The National Parents Organization ranked states in how their family laws help facilitate shared parenting, and North Carolina appears to be one of the worst. When involved in or considering a divorce, you may wish to learn more about requesting shared custody of your children. Without incorporating your parenting hopes into your divorce plans, the court may not award you equal rights in raising your children and participating in their lives in the manner you would prefer.

As noted by Parents magazine and according to the ranking report, North Carolina received a grade of D- by the National Parents Organization. Approximately 17 states ranked nearly on the same level as the Tar Heel State. This group of states reportedly does not have statutes promoting shared parenting responsibilities between divorced parents. The low-ranking states also lack an official policy that promotes children spending at least one-third of their time with each one of their parents separately.

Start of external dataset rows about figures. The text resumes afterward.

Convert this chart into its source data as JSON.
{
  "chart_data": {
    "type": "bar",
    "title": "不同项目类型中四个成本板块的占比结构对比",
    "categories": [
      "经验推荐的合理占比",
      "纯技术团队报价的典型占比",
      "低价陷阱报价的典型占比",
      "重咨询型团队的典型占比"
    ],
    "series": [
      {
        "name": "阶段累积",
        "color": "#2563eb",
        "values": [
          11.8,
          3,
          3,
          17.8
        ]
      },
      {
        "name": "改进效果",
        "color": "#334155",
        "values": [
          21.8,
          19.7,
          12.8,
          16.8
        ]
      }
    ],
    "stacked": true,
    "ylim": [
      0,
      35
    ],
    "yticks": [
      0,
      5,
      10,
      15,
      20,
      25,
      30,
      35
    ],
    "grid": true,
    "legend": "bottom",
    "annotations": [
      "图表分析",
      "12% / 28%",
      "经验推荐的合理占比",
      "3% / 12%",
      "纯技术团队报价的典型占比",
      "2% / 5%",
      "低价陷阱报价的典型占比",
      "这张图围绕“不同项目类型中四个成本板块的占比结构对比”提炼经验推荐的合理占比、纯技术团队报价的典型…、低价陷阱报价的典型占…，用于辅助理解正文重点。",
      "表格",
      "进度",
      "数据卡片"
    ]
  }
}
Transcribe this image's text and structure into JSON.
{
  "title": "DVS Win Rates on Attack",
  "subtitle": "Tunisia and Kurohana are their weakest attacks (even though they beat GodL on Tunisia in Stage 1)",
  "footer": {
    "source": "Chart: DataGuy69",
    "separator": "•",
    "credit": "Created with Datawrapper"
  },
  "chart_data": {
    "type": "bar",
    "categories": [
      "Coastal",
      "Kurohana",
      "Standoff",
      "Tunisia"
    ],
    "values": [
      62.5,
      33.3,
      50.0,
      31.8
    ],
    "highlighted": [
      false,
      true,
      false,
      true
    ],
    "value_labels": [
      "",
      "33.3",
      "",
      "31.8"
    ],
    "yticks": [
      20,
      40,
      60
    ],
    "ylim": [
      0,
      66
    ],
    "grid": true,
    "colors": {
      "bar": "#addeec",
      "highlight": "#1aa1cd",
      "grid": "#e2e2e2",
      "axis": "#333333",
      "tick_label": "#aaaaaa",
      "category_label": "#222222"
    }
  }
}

To maintain and strengthen bonds with your children, you may need to request joint custody of your kids during the divorce procedure. Family court judges will consider a joint custody order if one parent requests it. There is, however, no requirement for the court to award shared custody; you must provide facts and reasons for why you prefer a joint custody arrangement.

The study conducted by the National Parents Organization revealed that a child’s well-being is more assured when he or she spends time with both of their parents. If you need to request joint custody, working out a plan with your soon-to-be ex-spouse before finalizing a divorce may help.

The information provided is for educational purposes only and not intended as legal advice.